Identification of Depression: An Examination of the CES-D vs. Single Item

Measures

Linda Nichols, Ph.D.

Abstract

Targeted Journal: Journal of the American Geriatrics Society

Introduction. The identification of depression is an important issue in the care of older persons and a variety of depression scales are used in care and research. In the time constrained environment of ambulatory care, clinicians do not always have time for a multiple-item scale and older patients may fatigue when completing multiple item scales. For quick and simple case finding, ease of use and appropriateness for the population being screened are paramount (Mulrow, et al., 1995; Lyness et al, 1997).

In this paper, using data on 245 Alzheimer’s caregivers, the validity of each of five single-item indicators will be evaluated using clinical cutpoint data for the CES-D as reliable and valid standards. The first will be a Cantril ladder for depression. Cantril self-anchoring scales, consisting of a two sentence inquiry and a nonverbal ladder with 10 points, can be used to measure a respondent’s global perception of an issue, defined by the respondent’s assumptions, perceptions, values and goals, rather than the constructs of the researcher/clinician. In addition, four single items from the General Well-Being Scale (revised) will be examined: I have been in excellent spirits during the past month; During the past month, I felt so depressed that I lost interest in things; Things looked so hopeless this past month that I felt like giving up; Have you felt sad or blue during the past month. These four items are scored using five-point scales.

Background. The two most widely used depression screening instruments are the CES-D and the GDS, with the CES-D being the most widely studied scale (Irwin et al., 1999). In an effort to reduce the burden of administration for both clinicians and patients, several shorter versions of both scales have been developed.

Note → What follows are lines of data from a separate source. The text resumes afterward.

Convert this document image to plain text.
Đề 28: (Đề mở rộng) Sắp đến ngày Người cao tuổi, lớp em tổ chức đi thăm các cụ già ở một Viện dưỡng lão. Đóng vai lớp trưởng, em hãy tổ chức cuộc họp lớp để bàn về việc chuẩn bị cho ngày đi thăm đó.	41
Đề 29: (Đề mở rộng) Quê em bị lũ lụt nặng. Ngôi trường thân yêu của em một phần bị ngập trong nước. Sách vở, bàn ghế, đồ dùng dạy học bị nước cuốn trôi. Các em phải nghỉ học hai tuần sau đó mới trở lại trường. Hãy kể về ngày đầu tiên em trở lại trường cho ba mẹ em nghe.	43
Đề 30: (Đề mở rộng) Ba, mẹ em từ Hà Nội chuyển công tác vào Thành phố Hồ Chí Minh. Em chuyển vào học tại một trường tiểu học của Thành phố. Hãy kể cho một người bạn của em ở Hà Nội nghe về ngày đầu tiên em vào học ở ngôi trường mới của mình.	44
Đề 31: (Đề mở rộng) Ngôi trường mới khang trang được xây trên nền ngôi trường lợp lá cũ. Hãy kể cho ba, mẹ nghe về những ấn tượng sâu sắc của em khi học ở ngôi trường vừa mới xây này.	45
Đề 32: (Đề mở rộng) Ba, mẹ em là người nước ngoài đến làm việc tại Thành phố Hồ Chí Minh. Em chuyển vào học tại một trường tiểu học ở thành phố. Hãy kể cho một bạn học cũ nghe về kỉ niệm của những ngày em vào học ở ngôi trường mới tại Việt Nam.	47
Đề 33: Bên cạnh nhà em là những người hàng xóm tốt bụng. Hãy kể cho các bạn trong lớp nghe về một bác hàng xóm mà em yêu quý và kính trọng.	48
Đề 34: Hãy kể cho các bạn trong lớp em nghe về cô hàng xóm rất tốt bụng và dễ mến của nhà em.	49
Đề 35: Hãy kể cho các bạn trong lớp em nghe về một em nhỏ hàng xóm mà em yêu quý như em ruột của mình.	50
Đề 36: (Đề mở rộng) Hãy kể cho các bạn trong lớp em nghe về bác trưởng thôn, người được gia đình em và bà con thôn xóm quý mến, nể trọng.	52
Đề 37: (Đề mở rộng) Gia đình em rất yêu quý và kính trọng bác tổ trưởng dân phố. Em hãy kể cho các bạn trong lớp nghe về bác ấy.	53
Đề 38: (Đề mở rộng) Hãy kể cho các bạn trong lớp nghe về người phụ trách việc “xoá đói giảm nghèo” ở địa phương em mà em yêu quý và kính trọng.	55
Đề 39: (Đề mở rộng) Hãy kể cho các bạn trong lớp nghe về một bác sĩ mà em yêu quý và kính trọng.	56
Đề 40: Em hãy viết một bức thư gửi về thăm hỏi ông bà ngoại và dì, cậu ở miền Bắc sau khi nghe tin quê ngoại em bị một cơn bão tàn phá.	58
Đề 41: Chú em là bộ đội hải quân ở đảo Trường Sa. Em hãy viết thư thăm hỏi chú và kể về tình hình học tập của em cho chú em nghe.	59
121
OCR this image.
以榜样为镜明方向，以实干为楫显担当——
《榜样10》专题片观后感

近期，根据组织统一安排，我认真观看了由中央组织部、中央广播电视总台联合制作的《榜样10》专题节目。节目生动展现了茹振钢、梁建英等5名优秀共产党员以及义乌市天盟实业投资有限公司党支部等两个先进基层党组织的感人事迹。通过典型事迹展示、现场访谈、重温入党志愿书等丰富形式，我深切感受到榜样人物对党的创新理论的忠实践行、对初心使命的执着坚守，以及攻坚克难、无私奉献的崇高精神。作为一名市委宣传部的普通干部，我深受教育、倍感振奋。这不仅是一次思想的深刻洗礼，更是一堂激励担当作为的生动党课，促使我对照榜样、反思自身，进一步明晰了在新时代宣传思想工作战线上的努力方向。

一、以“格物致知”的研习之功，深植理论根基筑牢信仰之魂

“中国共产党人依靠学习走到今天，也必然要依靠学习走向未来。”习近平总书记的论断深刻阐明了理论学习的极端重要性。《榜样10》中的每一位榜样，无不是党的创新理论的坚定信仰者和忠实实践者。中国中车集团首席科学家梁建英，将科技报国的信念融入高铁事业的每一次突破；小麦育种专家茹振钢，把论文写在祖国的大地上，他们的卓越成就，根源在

Recent articles have looked at the validity and reliability of three different short versions of the CES-D depression scale, including the CESD-10 developed by Andresen et al, 1994 (Boey 1999), and the 11 item Iowa and 10 item Boston versions developed by Kahout, et al., 1993 (Carpenter, et al., 1998; Irwin, et al., 1999). In their evaluation of the CES-D Boston and Iowa forms, Carpenter and colleagues (1998) found that the Boston form which has a yes/no format did not perform as well as the Iowa form which has a 3 item forced-choice format. However, Lyness and colleagues recommended the use of the GDS-Short over the CES-D for older persons due to its simpler yes/no response format. The Cantril ladder may also be simpler for older persons than the four item forced choice version of the CES-D.

Like the CES-D short versions, the 15 item GDS-Short developed by Sheikh, et al., 1986 has been found to have acceptable properties in screening for major depression in older primary care patients (Gerety, et al, 1994; Lyness, et al., 1997). Several researchers have recently explored further reductions in the number of items in the GDS-Short. Hoyl and colleagues (1999) developed a 5 item GDS which was as effective for depression screening as the GDS-S with shorter administration time. To assist primary care practitioners in identifying older persons with depressive symptoms, D’Ath and colleagues (1994) developed three shorter versions, GDS10, GDS4 and GDS1, using a British sample of primary care patients. The GDS1 (Do you feel that your life is empty?) identified 84% of cases identified by the GDS-Short and had sensitivity and specificity of 59% and 75% against a detailed psychiatric interview.

In examining the Boston and Iowa versions of the CES-D, single factor loadings, rather than the four factors originally identified for the CES-D (Radloff, 1977), were found to be the most parsimonious(Kahout, et al., 1993; Carpenter, et al, 1998). This finding suggests that single item screens may correlate well with the CES-D results.

Methods. Baseline data on 245 Alzheimer’s caregivers (58.6% White, 39.8% Black, 78.4% female, 21.6% male) from the Memphis site will be utilized in this study. Measures to be examined are the CES-D and site specific measures of Cantril ladder depression and four single items from the General Well-Being Scale.

We plan to use the point-biserial correlation coefficient, which is expressly designed to measure association between a dichotomy and a polytomous variable. In the study we will use point-biserial correlation coefficients to establish the univariate associations between each of the 5 single-item indicators studied and CES-d data dichotomized at clinical cutpoints. This analysis will provide information about single item indicator validity by documenting the clinical information value of each of the 5 single item scales examined separately, and the square of the parameter estimates will provide analogues to shared or explained variance. We will test for statistical significance between these coefficients to determine if one or more predictors provides more valid information about CES-d cutpoint criterion data.

Frequencies of missing data and distributions of the site specific items will be determined first. Consistency of findings will be confirmed between Blacks and Whites and between males and females.